Frank Goosen sollte Recht behalten. In einem seiner Bücher, das schon vor etlichen Jahren erschienen ist, fasste er pointiert zusammen, was längst alle Fans des VfL Bochum wissen. Damals schrieb er: „Wir sind der einzige Verein, für den es keinen beruhigenden Vorsprung gibt.“ Einen weiteren Beleg dafür lieferte der VfL an diesem Sonntag im Heimspiel gegen den SV Sandhausen. Zwei deutliche Führungen reichten nicht zu drei Punkten, am Ende stand ein 4:4 auf der Anzeigetafel. Ein Entkommen aus der Abstiegszone ist so nicht möglich. Dabei gab der VfL seinen Fans in der Anfangsphase dieser Partie zunächst ein gutes Gefühl.
Frühe Führung…
Denn Danny Blum, der Mann des Tages, traf erst vom Elfmeterpunkt und dann sehenswert per Hacke, nur acht Minuten waren zu diesem Zeitpunkt gespielt. Der VfL erwischte einen Traumstart. Doch der SV Sandhausen, der zuletzt viermal in Folge nicht traf, blieb cool – und drängte die nachlässigen Hausherren immer weiter in die ihre Hälfte. Ein Sonntagsschuss von Julius Biada brachte den schnellen Anschlusstreffer. Die Gäste aus dem Hardtwald provozierten viele einfache Fehler auf Bochumer Seite, auch körperlich war der VfL oft unterlegen. Noch vor der Pause kam Sandhausen zum Ausgleich. Der war keineswegs unverdient, auch wenn der VfL weitere Chancen leichtfertig vergab.

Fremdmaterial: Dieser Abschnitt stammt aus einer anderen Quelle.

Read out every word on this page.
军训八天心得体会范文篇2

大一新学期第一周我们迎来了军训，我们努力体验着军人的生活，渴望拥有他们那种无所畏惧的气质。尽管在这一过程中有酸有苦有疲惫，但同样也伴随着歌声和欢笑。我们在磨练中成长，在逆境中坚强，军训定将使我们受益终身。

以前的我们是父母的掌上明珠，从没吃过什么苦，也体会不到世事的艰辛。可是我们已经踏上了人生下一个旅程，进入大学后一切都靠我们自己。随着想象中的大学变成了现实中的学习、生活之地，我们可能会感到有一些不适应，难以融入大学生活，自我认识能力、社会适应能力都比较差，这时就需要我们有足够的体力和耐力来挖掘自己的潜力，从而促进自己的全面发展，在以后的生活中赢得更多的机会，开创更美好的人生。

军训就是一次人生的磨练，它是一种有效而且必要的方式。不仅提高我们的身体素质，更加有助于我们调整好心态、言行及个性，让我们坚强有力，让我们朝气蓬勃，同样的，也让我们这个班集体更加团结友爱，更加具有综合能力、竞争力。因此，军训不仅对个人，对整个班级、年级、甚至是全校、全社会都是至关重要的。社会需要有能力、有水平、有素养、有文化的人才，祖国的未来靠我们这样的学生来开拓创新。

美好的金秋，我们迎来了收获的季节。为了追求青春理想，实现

Nach dem Seitenwechsel starteten die Gastgeber erneut furios. Blum traf zum dritten Mal, Jordi Osei-Tutu erzielte das 4:2. Die beiden Flügelspieler brachten Tempo, Technik und Torgefahr in das Spiel ihrer Mannschaft. Vor allem Osei-Tutu überraschte mit seinem Treffer und einer Vorlage positiv. Die offensivere Rolle liegt dem Leihspieler vom FC Arsenal auch deutlich mehr als eine Position in der Abwehr. Beruhigend war der nächste Zwei-Tore-Vorsprung allerdings nicht. Die zweite Halbzeit wurde zu einer ähnlichen Achterbahnfahrt wie die erste. Denn die Hausherren zogen sich so sehr zurück, dass Sandhausen wieder zurück in die Partie kam.
…später Ausgleich
Gleich zweimal zeigte der Schiedsrichter nach Handaktionen im Bochumer Strafraum auf den Elfmeterpunkt – diskussionswürdig, nach aktueller Regelauslegung aber vertretbar. Die Gäste nutzten das aus und bejubelten in der Nachspielzeit den Ausgleich zum 4:4. Für den VfL war es nicht der erste Rückschlag in einer Schlussphase, aber mit Abstand der bitterste. „Überhaupt kriegen wir zu viele Gegentore in der Schlussphase, das kann kein Zufall mehr sein“, legte Kapitän Anthony Losilla den Finger in die Wunde: „Vier Tore müssen reichen, um ein Heimspiel zu gewinnen.“ Sein Trainer kritisierte später die fehlende Cleverness seiner Spieler, immer wieder kam es zu unnötigen Fouls und gefährlichen Standards.
Der Fußballlehrer wird sich aber auch an die eigene Nase fassen müssen. Nicht zum ersten Mal brachten seine Maßnahmen nicht den gewünschten Erfolg. Liegt der VfL zurück, packt er die Brechstange aus, führt sein Team, wird das Ergebnis nur noch verwaltet. Auch sendete er mit der Herausnahme sämtlicher Angreifer offensichtlich das falsche Signal, verunsicherte das gesamte Team, das die Spielkontrolle hergab. Bis auf den eingewechselten Robert Zulj verteidigten am Ende 10 Spieler, Entlastungsangriffe gab es nicht mehr, weil Konter- oder Wandspieler fehlten. Dieser Ansatz ist beim VfL nicht zum ersten Mal gescheitert.